Меня так и подмывало сказать ей злое словцо, но я сдержался и, немного постояв, поплелся в общежитие. Что же делать? Денег у меня осталось всего лишь два рубля. Хлеб стоит 85 копеек килограмм, а сахар – 4 рубля 10 копеек. Как же прожить восемь дней? У меня мелькала мысль занять немного деньжат у ребят, но они такие радостные рыскали по магазинам, тратя последние рубли на подарки своим маленьким братишкам и сестренкам, что мне казалось просто кощунством грабить их в такой торжественный момент.
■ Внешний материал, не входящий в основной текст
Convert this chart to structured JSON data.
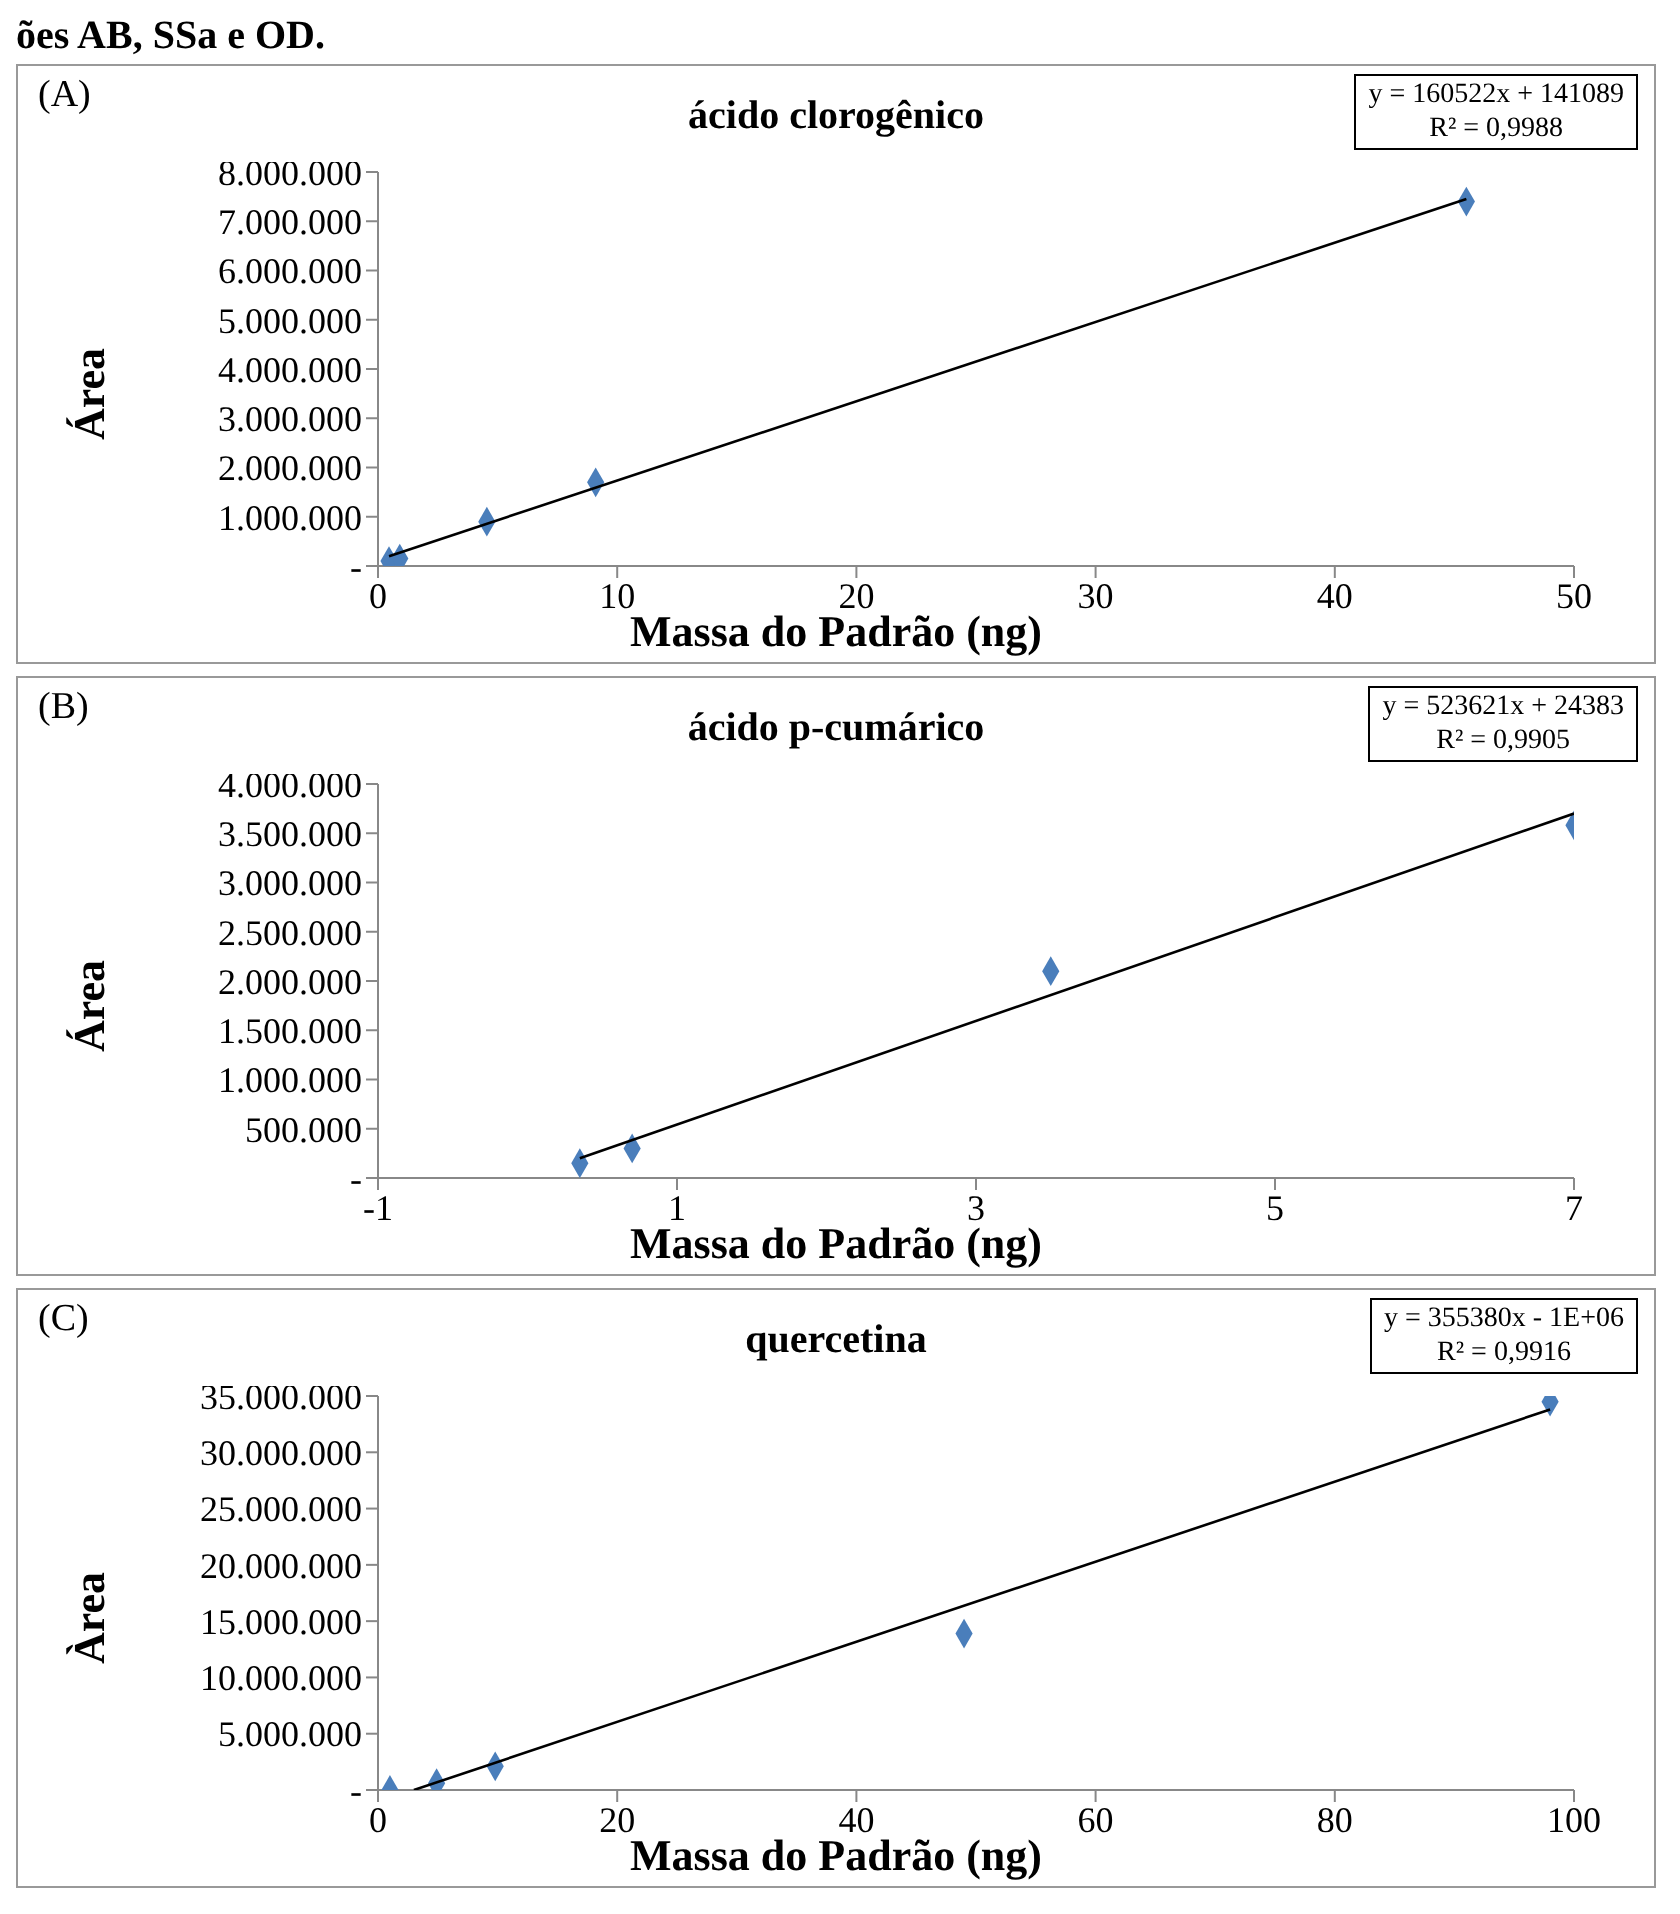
{
  "chart_data": [
    {
      "type": "scatter",
      "title": "ácido clorogênico",
      "xlabel": "Massa  do Padrão (ng)",
      "ylabel": "Área",
      "annotations": [
        "ões AB, SSa e OD.",
        "(A)",
        "y = 160522x + 141089",
        "R² = 0,9988"
      ],
      "grid": false,
      "legend": false,
      "xlim": [
        0,
        50
      ],
      "xticks": [
        0,
        10,
        20,
        30,
        40,
        50
      ],
      "ylim": [
        0,
        8000000
      ],
      "yticks": [
        {
          "value": 0,
          "label": "-"
        },
        {
          "value": 1000000,
          "label": "1.000.000"
        },
        {
          "value": 2000000,
          "label": "2.000.000"
        },
        {
          "value": 3000000,
          "label": "3.000.000"
        },
        {
          "value": 4000000,
          "label": "4.000.000"
        },
        {
          "value": 5000000,
          "label": "5.000.000"
        },
        {
          "value": 6000000,
          "label": "6.000.000"
        },
        {
          "value": 7000000,
          "label": "7.000.000"
        },
        {
          "value": 8000000,
          "label": "8.000.000"
        }
      ],
      "series": [
        {
          "marker": "diamond",
          "color": "#4a7ebb",
          "x": [
            0.46,
            0.91,
            4.55,
            9.1,
            45.5
          ],
          "values": [
            100000,
            150000,
            900000,
            1700000,
            7400000
          ]
        },
        {
          "type": "line",
          "marker": "none",
          "color": "#000000",
          "x": [
            0.46,
            45.5
          ],
          "values": [
            200000,
            7450000
          ]
        }
      ]
    },
    {
      "type": "scatter",
      "title": "ácido p-cumárico",
      "xlabel": "Massa do Padrão (ng)",
      "ylabel": "Área",
      "annotations": [
        "(B)",
        "y = 523621x + 24383",
        "R² = 0,9905"
      ],
      "grid": false,
      "legend": false,
      "xlim": [
        -1,
        7
      ],
      "xticks": [
        -1,
        1,
        3,
        5,
        7
      ],
      "ylim": [
        0,
        4000000
      ],
      "yticks": [
        {
          "value": 0,
          "label": "-"
        },
        {
          "value": 500000,
          "label": "500.000"
        },
        {
          "value": 1000000,
          "label": "1.000.000"
        },
        {
          "value": 1500000,
          "label": "1.500.000"
        },
        {
          "value": 2000000,
          "label": "2.000.000"
        },
        {
          "value": 2500000,
          "label": "2.500.000"
        },
        {
          "value": 3000000,
          "label": "3.000.000"
        },
        {
          "value": 3500000,
          "label": "3.500.000"
        },
        {
          "value": 4000000,
          "label": "4.000.000"
        }
      ],
      "series": [
        {
          "marker": "diamond",
          "color": "#4a7ebb",
          "x": [
            0.35,
            0.7,
            3.5,
            7
          ],
          "values": [
            150000,
            300000,
            2100000,
            3580000
          ]
        },
        {
          "type": "line",
          "marker": "none",
          "color": "#000000",
          "x": [
            0.35,
            7
          ],
          "values": [
            200000,
            3700000
          ]
        }
      ]
    },
    {
      "type": "scatter",
      "title": "quercetina",
      "xlabel": "Massa do Padrão (ng)",
      "ylabel": "Àrea",
      "annotations": [
        "(C)",
        "y = 355380x - 1E+06",
        "R² = 0,9916"
      ],
      "grid": false,
      "legend": false,
      "xlim": [
        0,
        100
      ],
      "xticks": [
        0,
        20,
        40,
        60,
        80,
        100
      ],
      "ylim": [
        0,
        35000000
      ],
      "yticks": [
        {
          "value": 0,
          "label": "-"
        },
        {
          "value": 5000000,
          "label": "5.000.000"
        },
        {
          "value": 10000000,
          "label": "10.000.000"
        },
        {
          "value": 15000000,
          "label": "15.000.000"
        },
        {
          "value": 20000000,
          "label": "20.000.000"
        },
        {
          "value": 25000000,
          "label": "25.000.000"
        },
        {
          "value": 30000000,
          "label": "30.000.000"
        },
        {
          "value": 35000000,
          "label": "35.000.000"
        }
      ],
      "series": [
        {
          "marker": "diamond",
          "color": "#4a7ebb",
          "x": [
            1,
            4.9,
            9.8,
            49,
            98
          ],
          "values": [
            0,
            600000,
            2100000,
            13900000,
            34500000
          ]
        },
        {
          "type": "line",
          "marker": "none",
          "color": "#000000",
          "x": [
            3,
            98
          ],
          "values": [
            0,
            33800000
          ]
        }
      ]
    }
  ]
}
Плохо, что весной не устроишься ни собирать в колхозе помидоры и огурцы, ни разгружать арбузы и дыни в порту – вообще не найдешь никакой работы. А в общем-то жалобно скулить нет веской причины. Подумаешь беда: живот подтянуть нужно! Надо только лучше рассчитать, сколько граммов хлеба есть в день и строго следить, чтобы не выходить из нормы. Могу купить два килограмма хлеба. Даже с довеском, можно прожить. Все перемелется!..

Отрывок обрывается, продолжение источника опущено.